The Lost Book of Adana Moreau by Michael Zapata
Here’s what Publishers Weekly had to say about The Lost Book of Adana Moreau: “In Zapata’s stirring debut, a man’s efforts to fulfill his grandfather’s last wishes leads him into the horror of post-Katrina New Orleans. On the eve of the Great Depression, Dominican expat novelist Adana Moreau finishes then destroys the sequel to her masterwork, Lost City. After her death, Adana’s 10 year-old, mixed-race son, Maxwell, is alone and adrift in New Orleans. A generation later in Chicago, Saul Drower discovers an unpublished manuscript in a box that his late grandfather requested be sent to now-renowned physicist Maxwell Moreau. Saul’s efforts to locate the elusive academic lead him to New Orleans just as Hurricane Katrina makes landfall. Joined by his childhood friend, Saul dives deep into the flooded city.
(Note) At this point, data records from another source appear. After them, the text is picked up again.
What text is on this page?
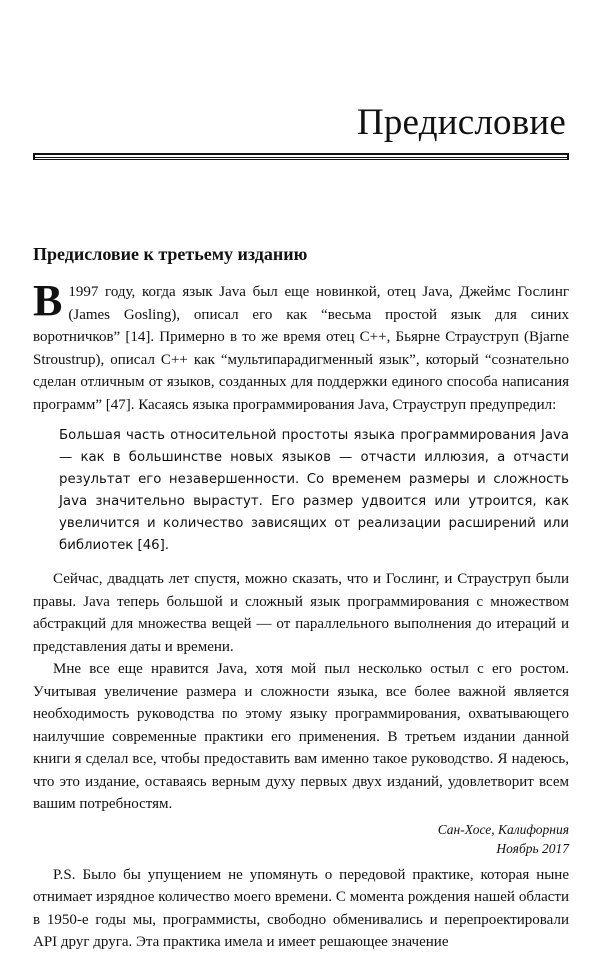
Предисловие
Предисловие к третьему изданию

В 1997 году, когда язык Java был еще новинкой, отец Java, Джеймс Гослинг (James Gosling), описал его как “весьма простой язык для синих воротничков” [14]. Примерно в то же время отец C++, Бьярне Страуструп (Bjarne Stroustrup), описал C++ как “мультипарадигменный язык”, который “сознательно сделан отличным от языков, созданных для поддержки единого способа написания программ” [47]. Касаясь языка программирования Java, Страуструп предупредил:

Большая часть относительной простоты языка программирования Java — как в большинстве новых языков — отчасти иллюзия, а отчасти результат его незавершенности. Со временем размеры и сложность Java значительно вырастут. Его размер удвоится или утроится, как увеличится и количество зависящих от реализации расширений или библиотек [46].

Сейчас, двадцать лет спустя, можно сказать, что и Гослинг, и Страуструп были правы. Java теперь большой и сложный язык программирования с множеством абстракций для множества вещей — от параллельного выполнения до итераций и представления даты и времени.

Мне все еще нравится Java, хотя мой пыл несколько остыл с его ростом. Учитывая увеличение размера и сложности языка, все более важной является необходимость руководства по этому языку программирования, охватывающего наилучшие современные практики его применения. В третьем издании данной книги я сделал все, чтобы предоставить вам именно такое руководство. Я надеюсь, что это издание, оставаясь верным духу первых двух изданий, удовлетворит всем вашим потребностям.

Сан-Хосе, Калифорния
Ноябрь 2017

P.S. Было бы упущением не упомянуть о передовой практике, которая ныне отнимает изрядное количество моего времени. С момента рождения нашей области в 1950-е годы мы, программисты, свободно обменивались и перепроектировали API друг друга. Эта практика имела и имеет решающее значение
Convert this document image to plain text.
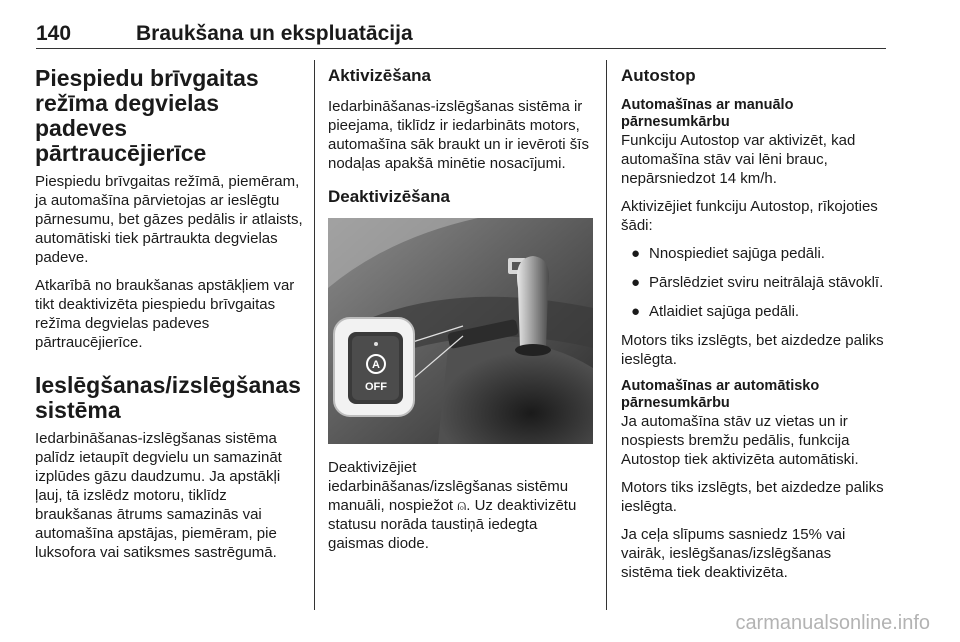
140	Braukšana un ekspluatācija
Piespiedu brīvgaitas režīma degvielas padeves pārtraucējierīce
Piespiedu brīvgaitas režīmā, piemēram, ja automašīna pārvietojas ar ieslēgtu pārnesumu, bet gāzes pedālis ir atlaists, automātiski tiek pārtraukta degvielas padeve.
Atkarībā no braukšanas apstākļiem var tikt deaktivizēta piespiedu brīvgaitas režīma degvielas padeves pārtraucējierīce.
Ieslēgšanas/izslēgšanas sistēma
Iedarbināšanas-izslēgšanas sistēma palīdz ietaupīt degvielu un samazināt izplūdes gāzu daudzumu. Ja apstākļi ļauj, tā izslēdz motoru, tiklīdz braukšanas ātrums samazinās vai automašīna apstājas, piemēram, pie luksofora vai satiksmes sastrēgumā.
Aktivizēšana
Iedarbināšanas-izslēgšanas sistēma ir pieejama, tiklīdz ir iedarbināts motors, automašīna sāk braukt un ir ievēroti šīs nodaļas apakšā minētie nosacījumi.
Deaktivizēšana
A
OFF
Deaktivizējiet iedarbināšanas/izslēgšanas sistēmu manuāli, nospiežot ⍝. Uz deaktivizētu statusu norāda taustiņā iedegta gaismas diode.
Autostop
Automašīnas ar manuālo pārnesumkārbu
Funkciju Autostop var aktivizēt, kad automašīna stāv vai lēni brauc, nepārsniedzot 14 km/h.
Aktivizējiet funkciju Autostop, rīkojoties šādi:
● Nnospiediet sajūga pedāli.
● Pārslēdziet sviru neitrālajā stāvoklī.
● Atlaidiet sajūga pedāli.
Motors tiks izslēgts, bet aizdedze paliks ieslēgta.
Automašīnas ar automātisko pārnesumkārbu
Ja automašīna stāv uz vietas un ir nospiests bremžu pedālis, funkcija Autostop tiek aktivizēta automātiski.
Motors tiks izslēgts, bet aizdedze paliks ieslēgta.
Ja ceļa slīpums sasniedz 15% vai vairāk, ieslēgšanas/izslēgšanas sistēma tiek deaktivizēta.
carmanualsonline.info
Zapata expertly jumps between the story of Maxwell ’s youth and Saul’s attempt to return his manuscript. Histories collide as Saul navigates the storm-battered city in search of Maxwell and the prophetic words of Adana become realized. Zapata expertly blends the drama of the lost manuscript with the on-the-ground chaos and tumult caused by the storm. Digging into themes of regeneration and rejuvenation, Zapata’s marriage of speculative and realist styles makes for a harrowing, immersive tale that will appeal to fans of Jesmyn Ward’s Salvage the Bones.”